Whether it was the combination of his magnetic words, the truth in his writing, or the subject matter, the feature he wrote for the Graphic eerily echoes the same hum as the most recent happenings in the Senate.
Corruption had existed for God knows when. And God knows at what exact point in time did the Philippines fall into the quicksand of ill dealings and maligned politicians. At what specific occasion did we lose grip over our country’s soul? Corruption has turned into an “open secret” rather than an obscure, hidden event. It became an expectation rather than a surprise.
Did justice genuinely improve in the past 32 years, or did it simply get a prettier dress? But the same old rot remains at its core like what Brillantes witnessed in 1993 and the decades before that—the highest court in the land dragged down in the trenches, flooded by impurity, drowning the justices in it?
COINCIDENTAL HUMOR
His work had a coincidental humor in it, too. He wrote in his feature article: “Nothing of course in the order of a Bong Revilla or Robin Padilla flick is expected to disturb the solemn tenor of their days. But the justices these days, or so one gathers from that “polluted environment,” are no longer as unperturbed in their remote niches as the people once perceived them to be, ages before the Supreme Court’s present critics began besmirching the august walls.”

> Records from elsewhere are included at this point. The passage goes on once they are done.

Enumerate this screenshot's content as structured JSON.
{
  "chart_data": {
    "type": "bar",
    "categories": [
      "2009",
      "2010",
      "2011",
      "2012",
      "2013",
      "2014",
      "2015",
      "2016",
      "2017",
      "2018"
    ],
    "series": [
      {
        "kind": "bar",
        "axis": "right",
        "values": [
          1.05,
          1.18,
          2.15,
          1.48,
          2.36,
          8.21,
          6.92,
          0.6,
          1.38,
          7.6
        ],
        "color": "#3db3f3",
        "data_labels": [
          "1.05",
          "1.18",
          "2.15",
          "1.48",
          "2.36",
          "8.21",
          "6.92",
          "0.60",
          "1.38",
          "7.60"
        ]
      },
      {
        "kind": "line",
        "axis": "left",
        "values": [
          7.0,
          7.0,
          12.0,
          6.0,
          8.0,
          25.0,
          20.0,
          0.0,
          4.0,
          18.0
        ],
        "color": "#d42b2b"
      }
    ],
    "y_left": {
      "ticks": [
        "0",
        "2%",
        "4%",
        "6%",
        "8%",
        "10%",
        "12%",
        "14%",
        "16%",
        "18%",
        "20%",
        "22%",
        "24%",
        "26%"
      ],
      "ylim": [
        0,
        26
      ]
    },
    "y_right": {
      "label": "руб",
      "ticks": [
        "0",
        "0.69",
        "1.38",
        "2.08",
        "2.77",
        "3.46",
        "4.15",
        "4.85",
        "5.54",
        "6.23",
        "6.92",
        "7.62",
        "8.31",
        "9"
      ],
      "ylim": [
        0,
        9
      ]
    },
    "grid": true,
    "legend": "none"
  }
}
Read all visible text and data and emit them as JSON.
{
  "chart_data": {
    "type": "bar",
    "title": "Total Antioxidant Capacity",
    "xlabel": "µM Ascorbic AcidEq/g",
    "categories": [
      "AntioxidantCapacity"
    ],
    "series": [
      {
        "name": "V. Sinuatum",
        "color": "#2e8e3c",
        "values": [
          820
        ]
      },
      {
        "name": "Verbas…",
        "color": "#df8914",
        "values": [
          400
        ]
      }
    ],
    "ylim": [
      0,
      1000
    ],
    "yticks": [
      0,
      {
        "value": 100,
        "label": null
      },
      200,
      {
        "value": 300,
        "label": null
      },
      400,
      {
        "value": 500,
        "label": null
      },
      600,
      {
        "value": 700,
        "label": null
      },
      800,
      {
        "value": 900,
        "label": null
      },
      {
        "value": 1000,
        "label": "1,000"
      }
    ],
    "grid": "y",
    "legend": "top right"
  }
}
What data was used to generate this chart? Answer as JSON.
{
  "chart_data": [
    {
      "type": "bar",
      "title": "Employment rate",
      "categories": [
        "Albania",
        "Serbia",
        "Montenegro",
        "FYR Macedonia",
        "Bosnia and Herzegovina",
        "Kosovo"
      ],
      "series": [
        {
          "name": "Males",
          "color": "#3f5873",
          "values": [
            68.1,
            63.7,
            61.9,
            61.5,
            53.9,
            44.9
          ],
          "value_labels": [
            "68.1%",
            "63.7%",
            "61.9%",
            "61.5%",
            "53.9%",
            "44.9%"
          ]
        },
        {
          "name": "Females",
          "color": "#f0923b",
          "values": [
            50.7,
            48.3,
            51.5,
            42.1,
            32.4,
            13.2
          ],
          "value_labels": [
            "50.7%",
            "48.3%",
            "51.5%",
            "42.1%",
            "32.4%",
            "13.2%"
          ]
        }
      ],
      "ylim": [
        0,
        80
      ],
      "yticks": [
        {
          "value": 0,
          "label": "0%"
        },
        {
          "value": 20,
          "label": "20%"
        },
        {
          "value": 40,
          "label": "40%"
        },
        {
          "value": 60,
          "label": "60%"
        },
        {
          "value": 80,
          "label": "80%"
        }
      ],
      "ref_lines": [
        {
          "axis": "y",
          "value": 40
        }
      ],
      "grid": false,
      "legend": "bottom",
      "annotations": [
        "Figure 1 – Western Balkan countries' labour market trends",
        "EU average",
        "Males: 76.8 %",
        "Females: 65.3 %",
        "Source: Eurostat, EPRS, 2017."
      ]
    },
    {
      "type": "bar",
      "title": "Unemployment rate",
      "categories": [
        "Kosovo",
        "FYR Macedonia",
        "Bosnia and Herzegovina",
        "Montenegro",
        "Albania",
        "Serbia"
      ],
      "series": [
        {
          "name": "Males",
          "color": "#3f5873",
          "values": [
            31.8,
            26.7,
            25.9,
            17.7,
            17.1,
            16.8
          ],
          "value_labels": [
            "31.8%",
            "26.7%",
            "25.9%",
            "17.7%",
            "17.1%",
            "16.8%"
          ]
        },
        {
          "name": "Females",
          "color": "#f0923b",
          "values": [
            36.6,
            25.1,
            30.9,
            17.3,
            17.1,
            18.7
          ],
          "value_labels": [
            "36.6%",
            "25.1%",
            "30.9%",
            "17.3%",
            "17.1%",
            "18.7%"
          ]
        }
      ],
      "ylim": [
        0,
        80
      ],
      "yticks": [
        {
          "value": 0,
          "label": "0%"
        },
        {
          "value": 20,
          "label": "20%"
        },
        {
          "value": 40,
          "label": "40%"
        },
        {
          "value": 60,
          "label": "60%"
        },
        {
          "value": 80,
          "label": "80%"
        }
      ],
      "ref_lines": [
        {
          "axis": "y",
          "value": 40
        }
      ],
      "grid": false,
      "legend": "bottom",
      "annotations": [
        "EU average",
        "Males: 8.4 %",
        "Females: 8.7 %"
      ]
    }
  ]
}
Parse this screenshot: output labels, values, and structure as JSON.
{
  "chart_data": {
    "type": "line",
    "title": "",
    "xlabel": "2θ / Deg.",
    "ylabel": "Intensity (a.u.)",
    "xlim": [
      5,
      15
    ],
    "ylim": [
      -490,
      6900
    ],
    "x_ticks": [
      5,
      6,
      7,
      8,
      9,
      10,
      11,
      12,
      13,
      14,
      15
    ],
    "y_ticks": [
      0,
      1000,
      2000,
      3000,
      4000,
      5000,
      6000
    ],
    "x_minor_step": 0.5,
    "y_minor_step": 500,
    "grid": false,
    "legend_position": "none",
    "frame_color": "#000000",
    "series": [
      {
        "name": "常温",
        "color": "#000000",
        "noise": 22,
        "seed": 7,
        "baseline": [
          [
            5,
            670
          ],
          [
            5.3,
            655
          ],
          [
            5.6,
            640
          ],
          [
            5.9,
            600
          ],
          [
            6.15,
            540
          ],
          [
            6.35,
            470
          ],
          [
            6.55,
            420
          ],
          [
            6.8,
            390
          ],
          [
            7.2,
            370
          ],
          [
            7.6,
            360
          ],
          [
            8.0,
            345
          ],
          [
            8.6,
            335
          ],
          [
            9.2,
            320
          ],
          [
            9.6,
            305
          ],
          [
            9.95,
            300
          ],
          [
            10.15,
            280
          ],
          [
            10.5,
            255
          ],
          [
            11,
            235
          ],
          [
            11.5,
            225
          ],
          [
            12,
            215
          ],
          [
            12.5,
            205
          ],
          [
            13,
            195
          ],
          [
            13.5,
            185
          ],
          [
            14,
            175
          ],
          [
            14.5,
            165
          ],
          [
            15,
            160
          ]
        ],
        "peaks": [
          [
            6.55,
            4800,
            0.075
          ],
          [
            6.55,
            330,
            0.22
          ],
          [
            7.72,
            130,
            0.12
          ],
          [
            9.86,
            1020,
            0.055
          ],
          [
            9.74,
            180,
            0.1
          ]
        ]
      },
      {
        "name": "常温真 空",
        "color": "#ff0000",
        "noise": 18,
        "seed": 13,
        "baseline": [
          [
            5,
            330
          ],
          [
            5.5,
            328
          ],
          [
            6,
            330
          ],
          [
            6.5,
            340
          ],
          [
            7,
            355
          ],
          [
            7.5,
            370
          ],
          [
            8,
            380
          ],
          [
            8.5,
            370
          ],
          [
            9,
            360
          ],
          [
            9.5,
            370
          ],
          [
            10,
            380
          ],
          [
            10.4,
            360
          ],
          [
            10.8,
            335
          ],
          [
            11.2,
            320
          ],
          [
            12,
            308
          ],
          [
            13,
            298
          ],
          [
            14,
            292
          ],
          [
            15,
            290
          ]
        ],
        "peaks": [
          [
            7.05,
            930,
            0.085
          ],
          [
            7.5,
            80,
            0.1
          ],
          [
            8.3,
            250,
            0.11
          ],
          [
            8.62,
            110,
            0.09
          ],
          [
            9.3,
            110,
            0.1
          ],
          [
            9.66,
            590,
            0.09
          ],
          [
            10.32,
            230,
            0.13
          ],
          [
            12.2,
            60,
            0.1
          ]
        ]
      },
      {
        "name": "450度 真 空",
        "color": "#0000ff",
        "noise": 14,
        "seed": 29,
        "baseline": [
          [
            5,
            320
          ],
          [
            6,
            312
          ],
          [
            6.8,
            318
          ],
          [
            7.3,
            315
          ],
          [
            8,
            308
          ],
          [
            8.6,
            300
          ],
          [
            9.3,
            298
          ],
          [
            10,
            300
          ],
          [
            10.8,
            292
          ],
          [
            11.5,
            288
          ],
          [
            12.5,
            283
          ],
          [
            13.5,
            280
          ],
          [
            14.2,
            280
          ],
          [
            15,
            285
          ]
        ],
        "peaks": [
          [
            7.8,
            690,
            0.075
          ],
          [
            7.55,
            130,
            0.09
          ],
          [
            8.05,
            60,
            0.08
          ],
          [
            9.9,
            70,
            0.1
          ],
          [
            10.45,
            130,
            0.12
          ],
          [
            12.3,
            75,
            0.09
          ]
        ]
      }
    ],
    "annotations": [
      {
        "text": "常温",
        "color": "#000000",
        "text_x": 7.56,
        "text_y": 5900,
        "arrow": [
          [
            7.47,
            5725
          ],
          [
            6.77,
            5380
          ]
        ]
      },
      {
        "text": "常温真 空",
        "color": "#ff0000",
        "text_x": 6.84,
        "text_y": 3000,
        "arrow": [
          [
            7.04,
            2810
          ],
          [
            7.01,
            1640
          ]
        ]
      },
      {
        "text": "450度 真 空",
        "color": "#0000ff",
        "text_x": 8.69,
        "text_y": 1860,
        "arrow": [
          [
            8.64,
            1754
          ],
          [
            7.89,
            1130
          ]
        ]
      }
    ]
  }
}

Would he believe back then that the two people he mentioned would later on become wrapped in politics themselves and, in so many ways, disturb the solemn tenor of everyone’s days as the public seems to commonly air online?
Coincidence or divine planning, one could see it as a fact that things do eventually change. The manner in which things did change is up for debate, as the political climate right now rarely unites everyone in thought, even in the terrible situations such as the ones we are in right now. But things do change, even if in small ways.
The strain of 1993—tangled up into knots by the events of the years that preceded it—seemed, in Brillantes’s writing, like a scene each generation had a familiar version of.
The good thing about writing, like those that existed in the Graphic, is that they ensnared thoughts of the time. Like a mosquito caught in amber, the joys and frustrations of the epoch had influenced the attitude of Brillantes’s words.

They were daring—the writers. They steeled themselves with great courage and wrote with equally great exactness. I sometimes wondered how it was possible that a league of such high caliber writers congregate into a publication, as it did multiple times for the Graphic? Names such as Ninotchka Rosca, Amadis Ma. Guerrero, and Renato Constantino, among many others, had occupied a space in the staff box.
And it was not only in the editorial box that Graphic found some noteworthy names—its contributors had a long history of publishing stories by writers who would end up becoming an important figure in history, such as Paz Latorena, Jose Garcia Villa, F. Sionil Jose, and Blas F. Ople, just to name a few.
Gregorio Brillantes was a titan who stood among other titans, and they were all so skilled in their own right that they stood under no one’s shadow. His passing on September 26 of this year, however, will undoubtedly cast a dark shadow for some time. Not so long ago, we lost F. Sionil Jose and many other magnificent writers in the time in between, all contributing to a larger and larger shadow over the nest of literature in the Philippines.
For when titans fall to the ground, still summon a long, mountainous shadow in their wake, especially when we, the common people, could only stand beside their rare greatness. Like all other mountains, it is only a matter of time before the sun rises above its summit.
But for now, we could only face the night skies, assume that we’re shooting our eyes right in the direction of Andromeda Galaxy, and hope that the fiery spirit of the magnificent Greg Brillantes is on his way there.